今の彼をどれだけ知っているか、と聞かれると多くは知らないのかもしれない。
でも彼の優しさや気遣い、ユーモアのあるところ、心配性なところ、考え始めたらキリがないくらいに湧き上がってくる。
今の彼のことをもっと知りたいと純粋に思った。
けど、彼は私に対してどう思っているのだろう、と反対に考えてみた。
赤ちゃんの頃から知っていて、第二のお兄ちゃんとも言える存在。よくふたりに付いて遊んでいた。勉強だって教えてもらい、何度も一緒にご飯も食べた家族のような存在。
それなのに私から好きと言われたらどう思うのだろう。
妹として見ていたのに、と幻滅されてしまうのかもしれない。距離を置かれたらどうしよう。
彼への気持ちが昂まるのと反比例するように、この気持ちを伝えるべきではないかもしれないと怖くなってしまう。
夏目くんと話した時の勇気はもうかけらもない。
そうこうしているうちに約束の2日になってしまった。
はぁ……とため息が漏れてしまう。

「どうした?」

食堂でうどんを眺めながらため息をついていると後ろから声がかかった。

「あれ? 牧野さん。
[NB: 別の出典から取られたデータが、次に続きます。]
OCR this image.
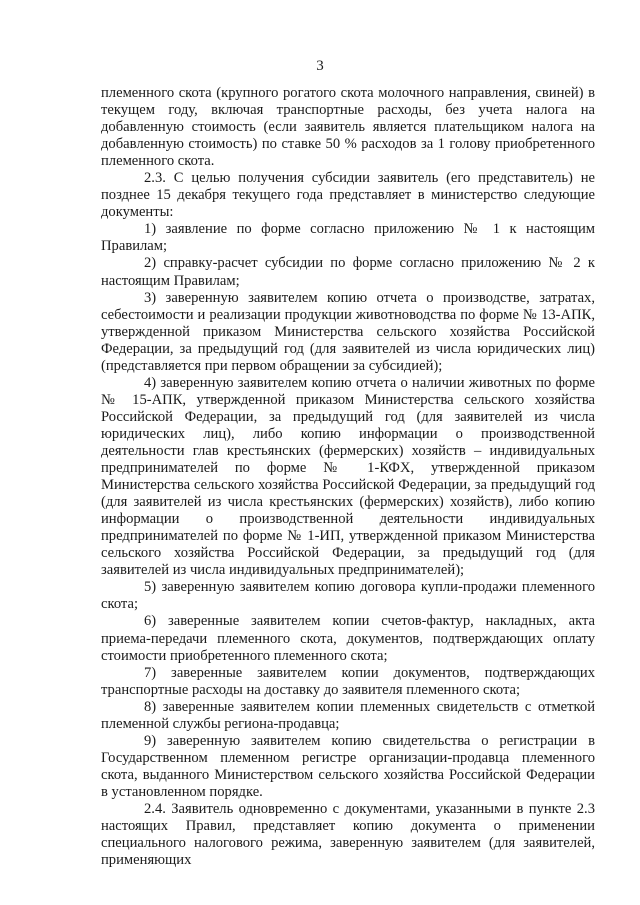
3

племенного скота (крупного рогатого скота молочного направления, свиней) в текущем году, включая транспортные расходы, без учета налога на добавленную стоимость (если заявитель является плательщиком налога на добавленную стоимость) по ставке 50 % расходов за 1 голову приобретенного племенного скота.

2.3. С целью получения субсидии заявитель (его представитель) не позднее 15 декабря текущего года представляет в министерство следующие документы:

1) заявление по форме согласно приложению № 1 к настоящим Правилам;

2) справку-расчет субсидии по форме согласно приложению № 2 к настоящим Правилам;

3) заверенную заявителем копию отчета о производстве, затратах, себестоимости и реализации продукции животноводства по форме № 13-АПК, утвержденной приказом Министерства сельского хозяйства Российской Федерации, за предыдущий год (для заявителей из числа юридических лиц) (представляется при первом обращении за субсидией);

4) заверенную заявителем копию отчета о наличии животных по форме № 15-АПК, утвержденной приказом Министерства сельского хозяйства Российской Федерации, за предыдущий год (для заявителей из числа юридических лиц), либо копию информации о производственной деятельности глав крестьянских (фермерских) хозяйств – индивидуальных предпринимателей по форме № 1-КФХ, утвержденной приказом Министерства сельского хозяйства Российской Федерации, за предыдущий год (для заявителей из числа крестьянских (фермерских) хозяйств), либо копию информации о производственной деятельности индивидуальных предпринимателей по форме № 1-ИП, утвержденной приказом Министерства сельского хозяйства Российской Федерации, за предыдущий год (для заявителей из числа индивидуальных предпринимателей);

5) заверенную заявителем копию договора купли-продажи племенного скота;

6) заверенные заявителем копии счетов-фактур, накладных, акта приема-передачи племенного скота, документов, подтверждающих оплату стоимости приобретенного племенного скота;

7) заверенные заявителем копии документов, подтверждающих транспортные расходы на доставку до заявителя племенного скота;

8) заверенные заявителем копии племенных свидетельств с отметкой племенной службы региона-продавца;

9) заверенную заявителем копию свидетельства о регистрации в Государственном племенном регистре организации-продавца племенного скота, выданного Министерством сельского хозяйства Российской Федерации в установленном порядке.

2.4. Заявитель одновременно с документами, указанными в пункте 2.3 настоящих Правил, представляет копию документа о применении специального налогового режима, заверенную заявителем (для заявителей, применяющих
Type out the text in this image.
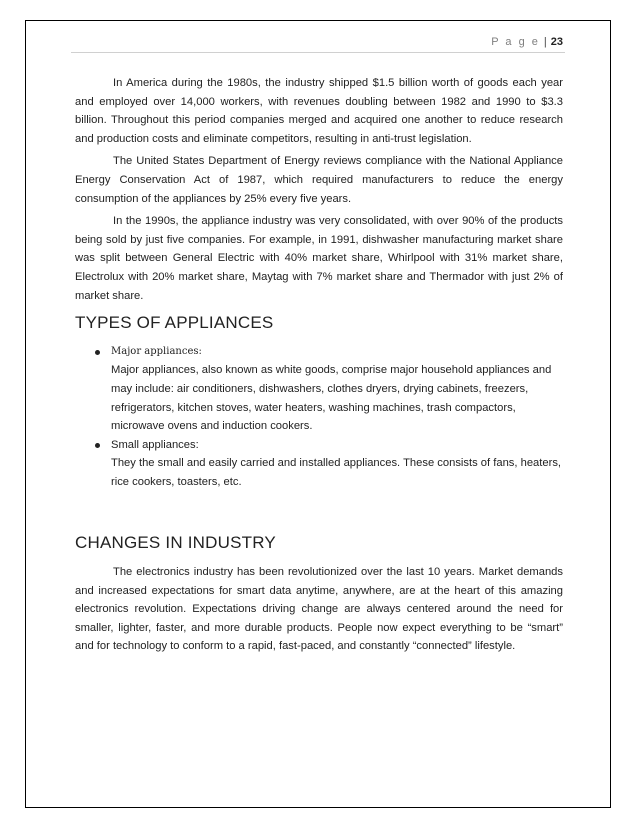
P a g e | 23

In America during the 1980s, the industry shipped $1.5 billion worth of goods each year and employed over 14,000 workers, with revenues doubling between 1982 and 1990 to $3.3 billion. Throughout this period companies merged and acquired one another to reduce research and production costs and eliminate competitors, resulting in anti-trust legislation.

The United States Department of Energy reviews compliance with the National Appliance Energy Conservation Act of 1987, which required manufacturers to reduce the energy consumption of the appliances by 25% every five years.

In the 1990s, the appliance industry was very consolidated, with over 90% of the products being sold by just five companies. For example, in 1991, dishwasher manufacturing market share was split between General Electric with 40% market share, Whirlpool with 31% market share, Electrolux with 20% market share, Maytag with 7% market share and Thermador with just 2% of market share.

TYPES OF APPLIANCES
Major appliances:
Major appliances, also known as white goods, comprise major household appliances and may include: air conditioners, dishwashers, clothes dryers, drying cabinets, freezers, refrigerators, kitchen stoves, water heaters, washing machines, trash compactors, microwave ovens and induction cookers.
Small appliances:
They the small and easily carried and installed appliances. These consists of fans, heaters, rice cookers, toasters, etc.
CHANGES IN INDUSTRY

The electronics industry has been revolutionized over the last 10 years. Market demands and increased expectations for smart data anytime, anywhere, are at the heart of this amazing electronics revolution. Expectations driving change are always centered around the need for smaller, lighter, faster, and more durable products. People now expect everything to be “smart” and for technology to conform to a rapid, fast-paced, and constantly “connected” lifestyle.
久しぶりですね」

「ああ。今さっき帰ってきたんだけど、曽根さんとご飯食べてから帰ろうってなってさ」

私の右隣に座りながらそんな話をしていると、定食を持った曽根さんがやって来て向かいに座る。

「お疲れ様です」
 
「美花ちゃん、久しぶり。元気だった?」

長時間フライトして来たとは思えないくらいふたりはピシッとしていて、私の方が疲れている様に見える。

「元気ですけど……」

「なんだ、なんだ。さっきもため息ついてたんですよ」

牧野さんが曽根さんに話してしまう。

「私だって悩むことがあるです!」

「いつも元気な美花ちゃんが珍しいな。どうしたんだ?」  

「色々あるんですよ。私にも悩むことが」

すると曽根さんは、励ますように頭にポンポンと手を乗せてきた。

「そうか。相談に乗れるかわからないけど、聞いてあげるくらいはしてあげられるよ。誰かに話せば気が楽になるんじゃないか?」

もちろん相談出来る内容ではないが、その優しい口調にホッとする。